TÜRKÇE’DE JANE AUSTEN
Onlarca çeviri sayısız baskı
Jane Austen’ın eserleri Türkçe’de sayısız defalar ve farklı çevirilerle yayınlandı. 1960’larda başlayan bu yayınlar günümüze kadar sürdü. Altın Kitaplar, 1968’de Nihal Yeğinobalı’nın çevirisiyle Aşk ve Gurur adı altında Pride and Prejudice’i yayınladı. 2006’da romancı Hamdi Koç’un yaptığı yeni çeviri ise Gurur ve Önyargı adını taşıyordu. Nihal Yeğinobalı Mansfield Park’ı Umut Parkı, Sense and Sensibility’yi Kül ve Ateş adıyla çevirdi. Sonraki yayınların bazılarında romanların adı Mansfield Parkı veya Akıl ve Tutku veya Aşk ve Mantık olarak değiştirildi. Emma’nın çevirmeni de yine Nihal Yeğinobalı’ydı. Northanger Manastırı, Hamdi Koç tarafından çevrildi.
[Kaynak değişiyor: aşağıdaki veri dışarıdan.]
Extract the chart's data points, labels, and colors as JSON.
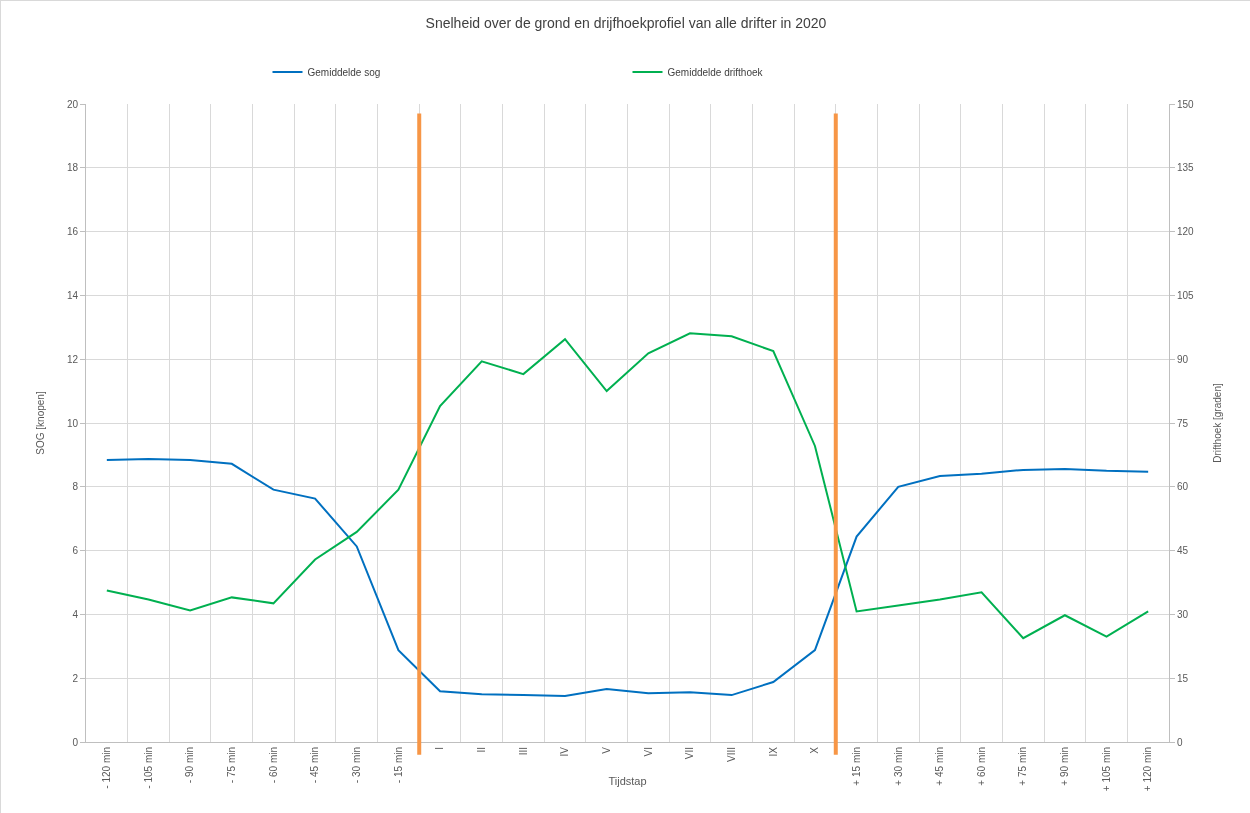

Sevim Anlı Persuasion’ı İnanç olarak Türkçe’ye aktarırken; Meryem Kutlu Yıldız Lady Susan’ı, Rana Tekcan ise Gençlik Eserleri adı altında yazarın diğer yazılarını Türkçe’ye çevirdi.
AŞK VE GURUR
Türkiye’de bile TV dizisi oldu

Sadece Pride and Prejudice’i (Gurur ve Önyargı veya ilk çevirinin adıyla Aşk ve Gurur) ele alsak bile, Jane Austen’ın yarattığı endüstrinin boyutlarını görebiliriz. Bu romandan 1938, 1940 ve 2005’de birer sinema filmi yapıldı. Roman 1952, 1957 (İtalya’da), 1958, 1961 (Hollanda’da), 1967, 1980 ve 1995’te televizyon filmlerine uyarlandı.
Tabii bir de “gevşek uyarlamalar” var; 2004’te romanın kahramanı bir Hintli oldu ve “Bride and Prejudice” (Gelin ve Önyargı) adlı Hint-Amerikan filmi çekildi. Gazeteci Helen Fielding’in Bridget Jones adlı roman dizisi ve bundan yapılan filmler, açıktan açığa Pride and Prejudice’den esinlenmişti. 2009’da Aşk ve Gurur ve Zombiler adlı roman ve bundan yapılan film, ünlü hikayeyi zombiler arasına taşıdı. Roman elbette bir Marvel çizgi filmi de oldu. Youtube’da yayınlanan vloglar şeklindeki, Emmy ödüllü “Lizzie Bennet Diaries”, romanın günümüz hayatına ve teknolojisine uyarlanmış şekliydi. Ayrıca pek çok “devam romanı” yazıldığı gibi, İngiliz ve Amerikan popüler edebiyatında “Regency novels” (Niyabet Dönemi romanları) adı verilen, İngiltere’de 1811-1820 döneminde geçen bir aşk romanı akımını doğurdu. Son örnek Türkiye’den: Bu yıl Show TV’de gösterilen “Aşk ve Gurur” dizisi, romanı bugünün Türkiye’sine taşıyor.